Quand, en décembre 2012, Médiapart révèle que le ministre du Budget a un compte en Suisse, Jérôme Cahuzac nie et s'enferre dans le mensonge. Il finira par démissionner le 19 mars 2013, puis avouer le 2 avril.

Le procès a mis à nu les secrets bancaires d'un couple dans la tourmente. Dans les années 90, il fallait placer l'argent qui coulait à flot de la florissante clinique d'implants capillaires gérée par les époux.

Leur patrimoine global dissimulé est estimé à 3,5 millions d'euros. L'argent s'est retrouvé à hauteur de 600.000 euros sur le compte suisse de Jérôme Cahuzac, transféré en 2009 de la banque genevoise Reyl vers la Julius Baer de Singapour, à hauteur de 2,7 millions d'euros sur le compte de l'île de Man géré par Patricia Cahuzac, et pour près de 240.000 euros de chèques versés sur les comptes de la mère de l'ex-chirurgien.
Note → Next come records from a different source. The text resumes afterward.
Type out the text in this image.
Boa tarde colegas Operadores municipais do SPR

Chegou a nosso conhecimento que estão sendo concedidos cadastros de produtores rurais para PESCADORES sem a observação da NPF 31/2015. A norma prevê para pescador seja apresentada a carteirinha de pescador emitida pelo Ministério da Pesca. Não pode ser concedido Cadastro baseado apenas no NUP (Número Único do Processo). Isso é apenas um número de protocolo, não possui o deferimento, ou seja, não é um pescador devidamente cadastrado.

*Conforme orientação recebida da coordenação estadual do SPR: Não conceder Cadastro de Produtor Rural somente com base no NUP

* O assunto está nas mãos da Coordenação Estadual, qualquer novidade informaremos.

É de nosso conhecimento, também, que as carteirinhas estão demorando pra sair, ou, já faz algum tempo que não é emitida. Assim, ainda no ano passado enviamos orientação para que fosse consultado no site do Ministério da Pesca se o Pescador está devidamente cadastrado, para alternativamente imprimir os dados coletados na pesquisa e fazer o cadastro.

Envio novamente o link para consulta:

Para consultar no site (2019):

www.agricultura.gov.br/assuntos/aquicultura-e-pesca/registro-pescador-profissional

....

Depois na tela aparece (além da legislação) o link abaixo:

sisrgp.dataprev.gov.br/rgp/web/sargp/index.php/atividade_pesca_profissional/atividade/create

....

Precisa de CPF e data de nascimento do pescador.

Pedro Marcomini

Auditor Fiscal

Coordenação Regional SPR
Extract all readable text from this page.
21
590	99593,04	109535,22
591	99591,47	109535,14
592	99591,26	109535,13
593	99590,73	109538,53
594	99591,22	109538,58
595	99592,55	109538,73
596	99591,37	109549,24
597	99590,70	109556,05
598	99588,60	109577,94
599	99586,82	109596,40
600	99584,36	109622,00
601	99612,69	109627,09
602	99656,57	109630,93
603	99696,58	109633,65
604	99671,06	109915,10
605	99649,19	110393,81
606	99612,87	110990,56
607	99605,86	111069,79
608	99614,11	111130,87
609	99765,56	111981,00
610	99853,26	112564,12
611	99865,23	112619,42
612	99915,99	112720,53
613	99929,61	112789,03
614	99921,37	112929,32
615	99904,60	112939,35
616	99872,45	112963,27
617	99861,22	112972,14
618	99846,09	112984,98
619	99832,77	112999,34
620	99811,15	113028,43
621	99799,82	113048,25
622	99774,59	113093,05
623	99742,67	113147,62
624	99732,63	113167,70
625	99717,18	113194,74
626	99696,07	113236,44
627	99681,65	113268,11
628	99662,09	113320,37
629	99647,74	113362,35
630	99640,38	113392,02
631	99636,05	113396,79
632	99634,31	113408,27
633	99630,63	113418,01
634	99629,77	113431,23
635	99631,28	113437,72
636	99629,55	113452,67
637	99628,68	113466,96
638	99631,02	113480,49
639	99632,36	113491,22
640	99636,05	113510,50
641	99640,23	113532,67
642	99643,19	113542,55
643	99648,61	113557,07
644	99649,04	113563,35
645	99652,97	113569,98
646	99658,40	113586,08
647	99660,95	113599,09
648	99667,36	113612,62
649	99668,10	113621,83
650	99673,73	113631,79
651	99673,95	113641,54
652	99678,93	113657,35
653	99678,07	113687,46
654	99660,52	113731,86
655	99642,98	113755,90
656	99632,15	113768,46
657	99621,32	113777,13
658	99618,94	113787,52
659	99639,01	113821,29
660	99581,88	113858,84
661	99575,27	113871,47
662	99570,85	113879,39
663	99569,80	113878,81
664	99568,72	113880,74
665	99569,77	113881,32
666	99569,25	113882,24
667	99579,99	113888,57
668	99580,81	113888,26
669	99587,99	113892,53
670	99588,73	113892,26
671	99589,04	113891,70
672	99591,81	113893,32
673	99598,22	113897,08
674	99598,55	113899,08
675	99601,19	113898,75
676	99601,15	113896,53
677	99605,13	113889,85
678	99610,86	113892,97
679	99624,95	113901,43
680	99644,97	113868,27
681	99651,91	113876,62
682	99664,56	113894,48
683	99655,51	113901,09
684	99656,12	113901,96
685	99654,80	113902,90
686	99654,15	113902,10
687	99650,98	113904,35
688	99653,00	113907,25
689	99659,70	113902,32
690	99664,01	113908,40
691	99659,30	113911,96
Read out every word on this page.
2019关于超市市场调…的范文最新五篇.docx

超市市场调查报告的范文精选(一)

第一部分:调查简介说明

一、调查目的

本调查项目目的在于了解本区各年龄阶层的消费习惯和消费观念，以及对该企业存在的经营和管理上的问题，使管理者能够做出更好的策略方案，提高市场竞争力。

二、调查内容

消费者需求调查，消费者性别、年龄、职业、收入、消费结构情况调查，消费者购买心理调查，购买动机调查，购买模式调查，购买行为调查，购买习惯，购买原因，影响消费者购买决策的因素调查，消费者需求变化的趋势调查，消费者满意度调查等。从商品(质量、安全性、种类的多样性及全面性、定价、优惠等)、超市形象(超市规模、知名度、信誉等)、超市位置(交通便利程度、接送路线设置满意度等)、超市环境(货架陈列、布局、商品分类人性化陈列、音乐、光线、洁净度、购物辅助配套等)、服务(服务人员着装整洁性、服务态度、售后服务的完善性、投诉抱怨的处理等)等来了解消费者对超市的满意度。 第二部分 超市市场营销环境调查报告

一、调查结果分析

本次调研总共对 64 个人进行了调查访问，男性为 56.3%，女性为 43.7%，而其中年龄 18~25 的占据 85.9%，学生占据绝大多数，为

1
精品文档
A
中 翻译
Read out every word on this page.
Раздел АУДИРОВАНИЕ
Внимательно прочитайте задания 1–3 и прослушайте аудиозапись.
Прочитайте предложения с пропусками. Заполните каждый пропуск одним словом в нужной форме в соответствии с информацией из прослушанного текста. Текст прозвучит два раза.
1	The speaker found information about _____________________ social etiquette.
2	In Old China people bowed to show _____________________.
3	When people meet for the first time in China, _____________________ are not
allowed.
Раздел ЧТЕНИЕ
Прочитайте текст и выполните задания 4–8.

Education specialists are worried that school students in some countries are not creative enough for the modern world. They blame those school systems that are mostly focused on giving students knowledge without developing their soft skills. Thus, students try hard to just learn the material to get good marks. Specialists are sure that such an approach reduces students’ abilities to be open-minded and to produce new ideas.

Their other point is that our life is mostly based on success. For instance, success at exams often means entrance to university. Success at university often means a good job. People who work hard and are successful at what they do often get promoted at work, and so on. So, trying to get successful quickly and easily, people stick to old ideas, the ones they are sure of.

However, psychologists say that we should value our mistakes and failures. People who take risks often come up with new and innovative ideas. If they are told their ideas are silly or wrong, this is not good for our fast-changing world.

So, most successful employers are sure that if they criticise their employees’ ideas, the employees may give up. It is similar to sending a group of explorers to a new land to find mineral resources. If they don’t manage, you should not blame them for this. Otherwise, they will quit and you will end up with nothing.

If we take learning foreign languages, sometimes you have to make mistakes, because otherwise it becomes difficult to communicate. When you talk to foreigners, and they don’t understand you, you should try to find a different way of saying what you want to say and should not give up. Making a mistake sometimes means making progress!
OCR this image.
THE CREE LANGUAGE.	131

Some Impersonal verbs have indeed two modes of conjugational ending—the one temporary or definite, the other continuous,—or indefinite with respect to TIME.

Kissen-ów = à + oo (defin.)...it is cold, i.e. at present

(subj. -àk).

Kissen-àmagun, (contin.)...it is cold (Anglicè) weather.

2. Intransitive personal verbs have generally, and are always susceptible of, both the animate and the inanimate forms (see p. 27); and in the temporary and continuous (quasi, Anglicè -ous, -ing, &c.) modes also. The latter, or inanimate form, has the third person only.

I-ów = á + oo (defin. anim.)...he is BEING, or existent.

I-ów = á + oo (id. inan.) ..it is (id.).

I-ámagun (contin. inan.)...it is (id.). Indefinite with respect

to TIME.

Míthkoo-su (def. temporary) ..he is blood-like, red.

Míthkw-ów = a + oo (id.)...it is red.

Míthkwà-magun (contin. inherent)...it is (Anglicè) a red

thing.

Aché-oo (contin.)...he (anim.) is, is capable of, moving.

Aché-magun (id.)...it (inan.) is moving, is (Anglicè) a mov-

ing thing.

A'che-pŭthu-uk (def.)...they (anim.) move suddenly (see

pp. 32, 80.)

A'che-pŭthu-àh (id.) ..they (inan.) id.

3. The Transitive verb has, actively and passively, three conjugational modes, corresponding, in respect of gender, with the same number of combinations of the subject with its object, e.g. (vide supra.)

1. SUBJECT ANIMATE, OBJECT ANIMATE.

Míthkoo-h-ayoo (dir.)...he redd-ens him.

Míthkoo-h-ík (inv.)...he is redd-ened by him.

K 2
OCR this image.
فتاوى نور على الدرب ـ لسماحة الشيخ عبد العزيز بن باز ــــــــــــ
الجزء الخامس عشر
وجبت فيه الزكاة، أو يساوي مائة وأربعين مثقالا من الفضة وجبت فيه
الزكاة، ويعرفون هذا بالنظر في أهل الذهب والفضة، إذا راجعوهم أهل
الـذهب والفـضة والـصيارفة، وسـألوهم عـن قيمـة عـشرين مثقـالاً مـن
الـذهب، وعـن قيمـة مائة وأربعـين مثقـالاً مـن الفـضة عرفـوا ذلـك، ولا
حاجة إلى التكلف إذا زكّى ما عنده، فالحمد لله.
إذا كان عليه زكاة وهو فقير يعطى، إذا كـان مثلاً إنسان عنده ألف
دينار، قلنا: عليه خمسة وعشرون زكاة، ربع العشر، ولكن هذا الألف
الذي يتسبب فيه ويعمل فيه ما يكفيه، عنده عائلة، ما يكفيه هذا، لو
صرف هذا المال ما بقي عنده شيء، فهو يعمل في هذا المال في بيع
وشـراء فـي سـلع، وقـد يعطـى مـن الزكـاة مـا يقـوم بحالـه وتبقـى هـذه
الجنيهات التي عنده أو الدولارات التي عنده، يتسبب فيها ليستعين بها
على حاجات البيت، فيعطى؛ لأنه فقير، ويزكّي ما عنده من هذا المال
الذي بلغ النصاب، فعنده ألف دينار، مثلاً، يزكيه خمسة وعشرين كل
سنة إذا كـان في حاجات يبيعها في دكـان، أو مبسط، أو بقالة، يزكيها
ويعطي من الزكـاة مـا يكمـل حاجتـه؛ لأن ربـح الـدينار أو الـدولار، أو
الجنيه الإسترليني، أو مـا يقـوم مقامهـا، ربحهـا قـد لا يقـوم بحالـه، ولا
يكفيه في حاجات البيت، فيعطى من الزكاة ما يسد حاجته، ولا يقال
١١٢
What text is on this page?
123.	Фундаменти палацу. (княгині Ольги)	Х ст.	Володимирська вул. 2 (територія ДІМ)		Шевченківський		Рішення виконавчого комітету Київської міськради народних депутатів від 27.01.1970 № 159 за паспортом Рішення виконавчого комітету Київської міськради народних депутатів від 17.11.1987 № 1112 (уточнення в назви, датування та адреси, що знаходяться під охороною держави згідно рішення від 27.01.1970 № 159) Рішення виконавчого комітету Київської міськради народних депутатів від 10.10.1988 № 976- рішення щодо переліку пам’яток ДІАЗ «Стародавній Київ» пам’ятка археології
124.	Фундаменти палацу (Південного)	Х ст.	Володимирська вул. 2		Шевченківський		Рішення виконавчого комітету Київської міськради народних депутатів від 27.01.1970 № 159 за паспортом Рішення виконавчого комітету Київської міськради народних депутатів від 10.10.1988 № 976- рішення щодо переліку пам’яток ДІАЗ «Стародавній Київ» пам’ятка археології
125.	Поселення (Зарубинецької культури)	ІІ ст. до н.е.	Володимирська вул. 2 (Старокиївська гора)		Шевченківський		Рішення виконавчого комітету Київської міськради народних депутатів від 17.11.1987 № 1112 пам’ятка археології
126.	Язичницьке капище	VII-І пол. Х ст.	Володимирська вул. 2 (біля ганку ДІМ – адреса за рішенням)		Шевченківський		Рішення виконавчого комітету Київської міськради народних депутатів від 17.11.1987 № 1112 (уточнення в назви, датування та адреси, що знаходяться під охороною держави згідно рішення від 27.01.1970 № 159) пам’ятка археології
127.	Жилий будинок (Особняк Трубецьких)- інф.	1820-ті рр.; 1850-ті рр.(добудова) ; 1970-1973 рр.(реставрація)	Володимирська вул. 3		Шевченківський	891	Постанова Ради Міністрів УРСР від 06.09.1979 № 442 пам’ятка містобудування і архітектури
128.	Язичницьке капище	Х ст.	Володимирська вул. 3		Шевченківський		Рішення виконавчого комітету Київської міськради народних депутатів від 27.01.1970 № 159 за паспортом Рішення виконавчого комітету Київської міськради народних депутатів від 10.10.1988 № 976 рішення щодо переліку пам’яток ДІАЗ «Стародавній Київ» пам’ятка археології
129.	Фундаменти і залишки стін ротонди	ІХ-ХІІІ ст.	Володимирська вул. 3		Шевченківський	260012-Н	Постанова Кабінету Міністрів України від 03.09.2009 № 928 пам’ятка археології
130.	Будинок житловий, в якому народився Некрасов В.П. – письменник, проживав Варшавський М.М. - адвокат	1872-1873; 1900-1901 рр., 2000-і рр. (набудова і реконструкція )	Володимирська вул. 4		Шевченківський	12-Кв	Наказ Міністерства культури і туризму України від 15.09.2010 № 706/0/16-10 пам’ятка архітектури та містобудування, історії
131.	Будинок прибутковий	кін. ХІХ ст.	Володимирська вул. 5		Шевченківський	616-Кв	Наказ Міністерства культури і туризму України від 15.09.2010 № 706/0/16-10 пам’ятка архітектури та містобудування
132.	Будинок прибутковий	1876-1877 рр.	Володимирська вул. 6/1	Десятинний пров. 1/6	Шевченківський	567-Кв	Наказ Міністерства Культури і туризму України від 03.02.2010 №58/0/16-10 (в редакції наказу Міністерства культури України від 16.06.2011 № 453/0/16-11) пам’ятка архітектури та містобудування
Quatre ans après le séisme, Jérôme Cahuzac, avait avancé l'explication surprise d'un financement politique, affirmant que le premier compte ouvert à l'Union des banques suisses (UBS) en 1992 était destiné à financer le courant de feu Michel Rocard. Une "hypothèse du trésor" sèchement écartée par le tribunal, qui s'est interrogé sur l'atteinte portée à l'image d'un ancien Premier ministre.